Red Trail

North Field looking southwest

Rochelle Garwood

The field ahead was restored to native grasses in 2001.

Grasslands: Explore the Food Chain

A native grassland such as this one provides a habitat rich in food and shelter.

Insects are vital to the grassland ecosystem. Watch for flies, bees, and butterflies feeding on the wildflowers, facilitating pollination. The ubiquitous grasshopper will eat the developing shoots of grasses. Grasshoppers are prey for many other animals including mantids, spiders, birds, reptiles and mammals. The deer mouse and meadow vole also feed on roots, green shoots, seeds and some insects. They would do a tremendous amount of damage if not for the predators who visit the field for a rodent meal. Striped skunks are omnivorous and may eat mice, insects, berries or carrion in a single night. Red fox and coyote are invaluable to field health as they prey on rabbits, rodents and insects which dine on the grasses.

Reptiles, such as the black rat snake and black racer, are another important predator of rodents in a field. The eastern garter snake visits the field in search of insects and amphibians. The snakes, in turn, are food for the Red-tailed Hawk and Great Horned Owl, top predators on the food chain and frequent visitors to fields.

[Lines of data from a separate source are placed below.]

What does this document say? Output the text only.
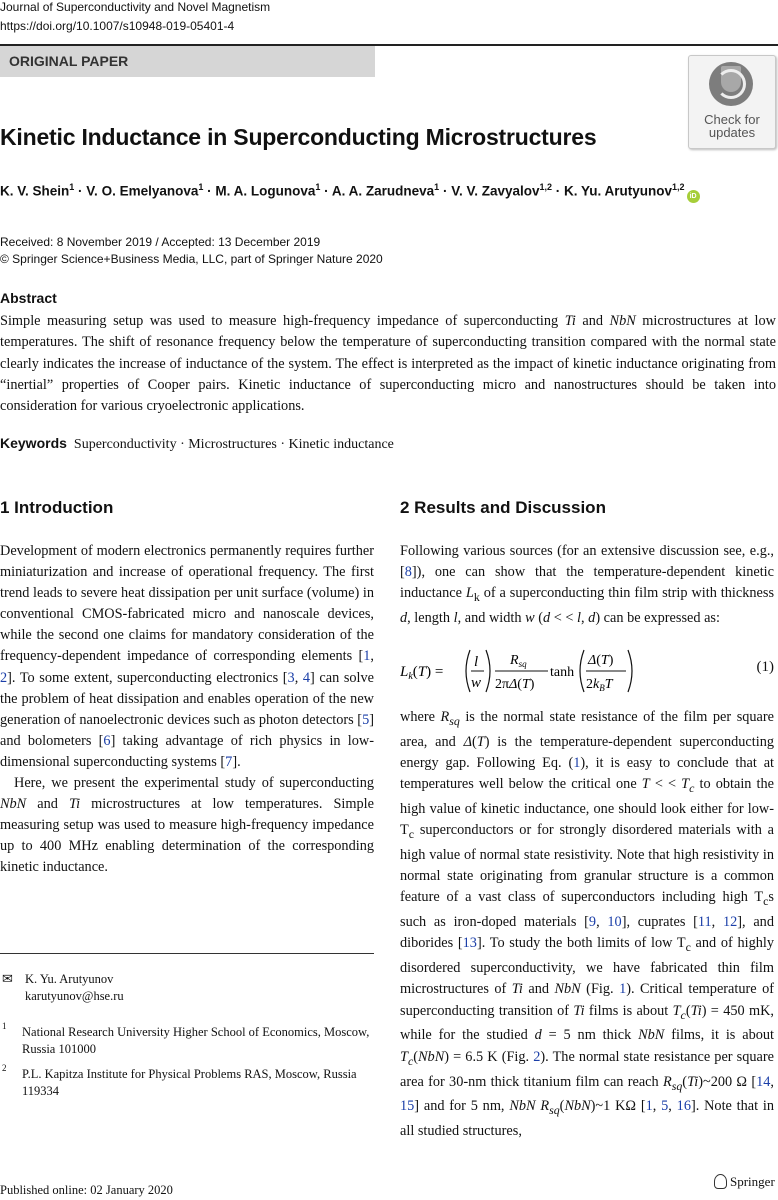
Journal of Superconductivity and Novel Magnetism
https://doi.org/10.1007/s10948-019-05401-4
ORIGINAL PAPER
Check for
updates
Kinetic Inductance in Superconducting Microstructures
K. V. Shein$^1$ · V. O. Emelyanova$^1$ · M. A. Logunova$^1$ · A. A. Zarudneva$^1$ · V. V. Zavyalov$^{1,2}$ · K. Yu. Arutyunov$^{1,2}$iD
Received: 8 November 2019 / Accepted: 13 December 2019
© Springer Science+Business Media, LLC, part of Springer Nature 2020
Abstract
Simple measuring setup was used to measure high-frequency impedance of superconducting Ti and NbN microstructures at low temperatures. The shift of resonance frequency below the temperature of superconducting transition compared with the normal state clearly indicates the increase of inductance of the system. The effect is interpreted as the impact of kinetic inductance originating from “inertial” properties of Cooper pairs. Kinetic inductance of superconducting micro and nanostructures should be taken into consideration for various cryoelectronic applications.
Keywords Superconductivity · Microstructures · Kinetic inductance
1 Introduction	2 Results and Discussion

Development of modern electronics permanently requires further miniaturization and increase of operational frequency. The first trend leads to severe heat dissipation per unit surface (volume) in conventional CMOS-fabricated micro and nanoscale devices, while the second one claims for mandatory consideration of the frequency-dependent impedance of corresponding elements [1, 2]. To some extent, superconducting electronics [3, 4] can solve the problem of heat dissipation and enables operation of the new generation of nanoelectronic devices such as photon detectors [5] and bolometers [6] taking advantage of rich physics in low-dimensional superconducting systems [7].

Here, we present the experimental study of superconducting NbN and Ti microstructures at low temperatures. Simple measuring setup was used to measure high-frequency impedance up to 400 MHz enabling determination of the corresponding kinetic inductance.

Following various sources (for an extensive discussion see, e.g., [8]), one can show that the temperature-dependent kinetic inductance $L_k$ of a superconducting thin film strip with thickness d, length l, and width w (d < < l, d) can be expressed as:

$L_k(T)$ =
l
w
$R_{sq}$
2πΔ(T)
tanh
Δ(T)
$2k_BT$
(1)
where $R_{sq}$ is the normal state resistance of the film per square area, and Δ(T) is the temperature-dependent superconducting energy gap. Following Eq. (1), it is easy to conclude that at temperatures well below the critical one T < < $T_c$ to obtain the high value of kinetic inductance, one should look either for low-$T_c$ superconductors or for strongly disordered materials with a high value of normal state resistivity. Note that high resistivity in normal state originating from granular structure is a common feature of a vast class of superconductors including high $T_cs$ such as iron-doped materials [9, 10], cuprates [11, 12], and diborides [13]. To study the both limits of low $T_c$ and of highly disordered superconductivity, we have fabricated thin film microstructures of Ti and NbN (Fig. 1). Critical temperature of superconducting transition of Ti films is about $T_c(Ti) = 450$ mK, while for the studied d = 5 nm thick NbN films, it is about $T_c(NbN) = 6.5$ K (Fig. 2). The normal state resistance per square area for 30-nm thick titanium film can reach $R_{sq}(Ti)\sim 200$ Ω [14, 15] and for 5 nm, NbN $R_{sq}(NbN)\sim 1$ KΩ [1, 5, 16]. Note that in all studied structures,
✉ K. Yu. Arutyunov
karutyunov@hse.ru
1 National Research University Higher School of Economics, Moscow, Russia 101000
2 P.L. Kapitza Institute for Physical Problems RAS, Moscow, Russia 119334
Published online: 02 January 2020
Springer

Many animals depend on the field for homes as well. Groundhogs love the grasslands for both food and to dig the complex burrows they live in. These burrows provide homes for many other animals as well.

For some birds, the field provides nesting sites while others feed in the field and nest in the nearby hedgerow and edge habitat.

Parts of this field are selectively mowed each year to retard successional growth of woody plants and encourage patches of blackberry and sumac, both of which provide food to many species of wildlife.